Editor’s introduction: Frank Acker, Little River Conservation District manager, passing through Stillwater recently, stopped by the Payne County Conservation District office to wish Doris Anderson good luck on her pending retirement after 30 years as district secretary. At the office he and Darrel Dominick, OCC tribal liaison and NRCS retiree visited for a while. Darrel commented that his father Max remembered working with Frank’s grandfather, a well-respected farmer in Sequoyah County when Max worked for the U.S. Soil Conservation Service in that county. Here are Frank’s words to me:

“I got to thinking, on the way home, about my Granddad, then remembered his eulogy, which was given by Dick Mayo, editor of the Sequoyah County Times. I have kept it for many years because it described my Grandpa to a “T.” Grandpa was a conservationist before it became a proper term in everyday language. I don’t think there was ever a person I respected more than Grandpa.”

Frank shared this with me because he knows I love a good story. I enjoyed it and I am sharing it with you because I think you will enjoy it. As you read it, see if it reminds you of anyone you have known who set an example that inspired you as a conservationist — I think it will. I believe it was people like Mr. Acker and others you and I have known or have known of who founded the conservation efforts that we depend on and work to carry on today. — Mark Harrison, editor.

Pervin Acker

Obviously, I am not a contemporary of Pervin Acker, him having about 28 years head start. Nor am I a farmer-stockman. And, as I look over the friends of Pervin gathered today, I see that most of you aren’t either.

Many here have known Pervin longer and closer than some others of us. Yet we find common ground in that we are here to honor this man and to commemorate his life among us. To each of us, Pervin’s life means something different, something special. Yet so much the same. Always honorable, always upright, always forthright. Those were Pervin’s ways, and you could count on it.

Husband, father, grandfather, great-grandfather, farmer, member of Sequoyah County’s community of man, Pervin wore many hats. And he wore them all exceedingly well. He was an honorable man among men.

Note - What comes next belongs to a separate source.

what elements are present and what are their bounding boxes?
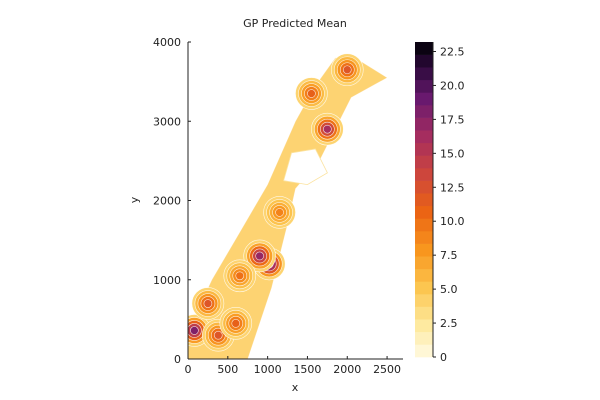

Through lean years, years of drought and years of too much rain, Pervin regularly harvested crops far more bountiful than those who hadn’t his experience, his love of the land, his knowledge. Pervin could make a crop when no one else could. Sequoyah County has lost its very best farmer in the death of Pervin.

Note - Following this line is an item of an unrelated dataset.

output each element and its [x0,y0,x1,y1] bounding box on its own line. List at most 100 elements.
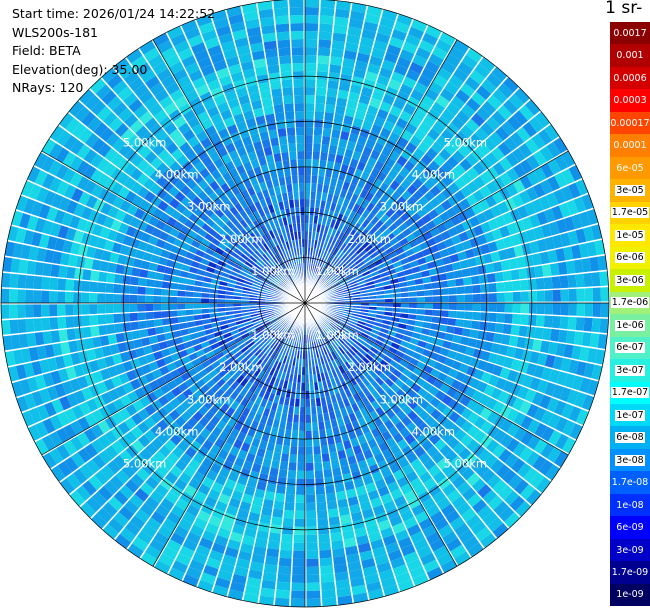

Wheeler Mayo, my dad, was an excellent judge of men — and of their capabilities. In the 196Os, dad raised soybeans on upland patches here and there around the county. He had two farm hands. Lots of mornings they would ask dad what he wanted done that day and how they should do it. If it was an important task, he would put his decision off until noon or after. “I’ll have to think about it,” he would tell them.

One day, I asked my mother why he did that. “It gives him time to go find Pervin Acker and ask him what to do!”

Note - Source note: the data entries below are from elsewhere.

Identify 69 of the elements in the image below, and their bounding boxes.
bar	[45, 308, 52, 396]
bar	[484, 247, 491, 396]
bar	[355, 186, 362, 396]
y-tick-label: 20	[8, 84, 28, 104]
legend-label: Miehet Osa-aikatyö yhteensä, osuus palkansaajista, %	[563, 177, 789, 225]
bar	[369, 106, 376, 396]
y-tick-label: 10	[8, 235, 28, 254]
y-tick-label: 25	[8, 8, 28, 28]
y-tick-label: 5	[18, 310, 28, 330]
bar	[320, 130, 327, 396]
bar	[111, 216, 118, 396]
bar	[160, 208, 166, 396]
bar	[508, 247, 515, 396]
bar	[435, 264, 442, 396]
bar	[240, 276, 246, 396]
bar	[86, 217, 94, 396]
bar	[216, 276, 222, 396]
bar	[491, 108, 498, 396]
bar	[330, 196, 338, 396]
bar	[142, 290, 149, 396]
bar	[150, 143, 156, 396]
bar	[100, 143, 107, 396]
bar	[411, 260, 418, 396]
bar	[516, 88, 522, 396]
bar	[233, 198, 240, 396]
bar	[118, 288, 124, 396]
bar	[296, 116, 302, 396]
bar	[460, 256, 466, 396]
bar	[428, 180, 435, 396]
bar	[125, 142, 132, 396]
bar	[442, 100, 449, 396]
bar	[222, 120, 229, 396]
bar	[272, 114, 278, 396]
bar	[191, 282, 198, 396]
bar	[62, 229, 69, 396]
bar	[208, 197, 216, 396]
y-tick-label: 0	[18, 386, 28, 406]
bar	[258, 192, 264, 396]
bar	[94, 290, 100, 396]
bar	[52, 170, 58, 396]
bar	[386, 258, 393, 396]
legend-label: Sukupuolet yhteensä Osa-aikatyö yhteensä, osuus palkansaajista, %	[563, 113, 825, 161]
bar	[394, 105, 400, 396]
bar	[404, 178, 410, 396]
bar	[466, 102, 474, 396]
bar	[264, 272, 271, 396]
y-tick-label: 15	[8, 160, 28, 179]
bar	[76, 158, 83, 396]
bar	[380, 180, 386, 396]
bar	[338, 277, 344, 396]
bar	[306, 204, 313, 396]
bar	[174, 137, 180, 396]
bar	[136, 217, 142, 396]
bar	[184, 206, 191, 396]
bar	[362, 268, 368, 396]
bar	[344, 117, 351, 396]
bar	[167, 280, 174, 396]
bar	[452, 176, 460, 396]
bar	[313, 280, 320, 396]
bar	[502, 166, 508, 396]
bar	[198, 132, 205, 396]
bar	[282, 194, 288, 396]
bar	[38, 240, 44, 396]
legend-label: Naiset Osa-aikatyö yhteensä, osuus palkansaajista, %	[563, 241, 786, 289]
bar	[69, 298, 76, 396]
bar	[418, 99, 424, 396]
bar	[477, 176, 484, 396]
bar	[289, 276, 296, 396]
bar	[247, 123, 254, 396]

Shortly after dad’s death, Pervin and I shook hands on the sale of some land of dad’s.
Shook hands – nothing more. I told him it would be “some time” before I could complete
the sale and give him a deed. Three years later, I was ready and here came Pervin with the
check. Right down to the penny. On a hand-shake. You don’t see much business done like that any more!

Knowing how Pervin liked his farmland neat and trim, I kidded him about there being
no extra charge for the grown-up fence lines. Pervin clamped his jaw flat, looked me in the eye and told me to “stick around I’ll show you how the preacher and the bear had at it”

I have no idea when, where or by whom the term “Steward of the Soil” got started. But I do believe the originator had Pervin Acker in mind. Pervin took his stewardship seriously.
He dutifully followed farming practices that nurtured the land. Sometimes, I thought it was incidental to Pervin that he brought in excellent harvests. It was the LAND that concerned Pervin. He was living proof that the land takes care of those who care for it.

So long, Pervin – friend of mankind, sower of seeds, harvester of grain – and above all, STEWARD OF THE SOIL… We return you to the arms of Mother Earth.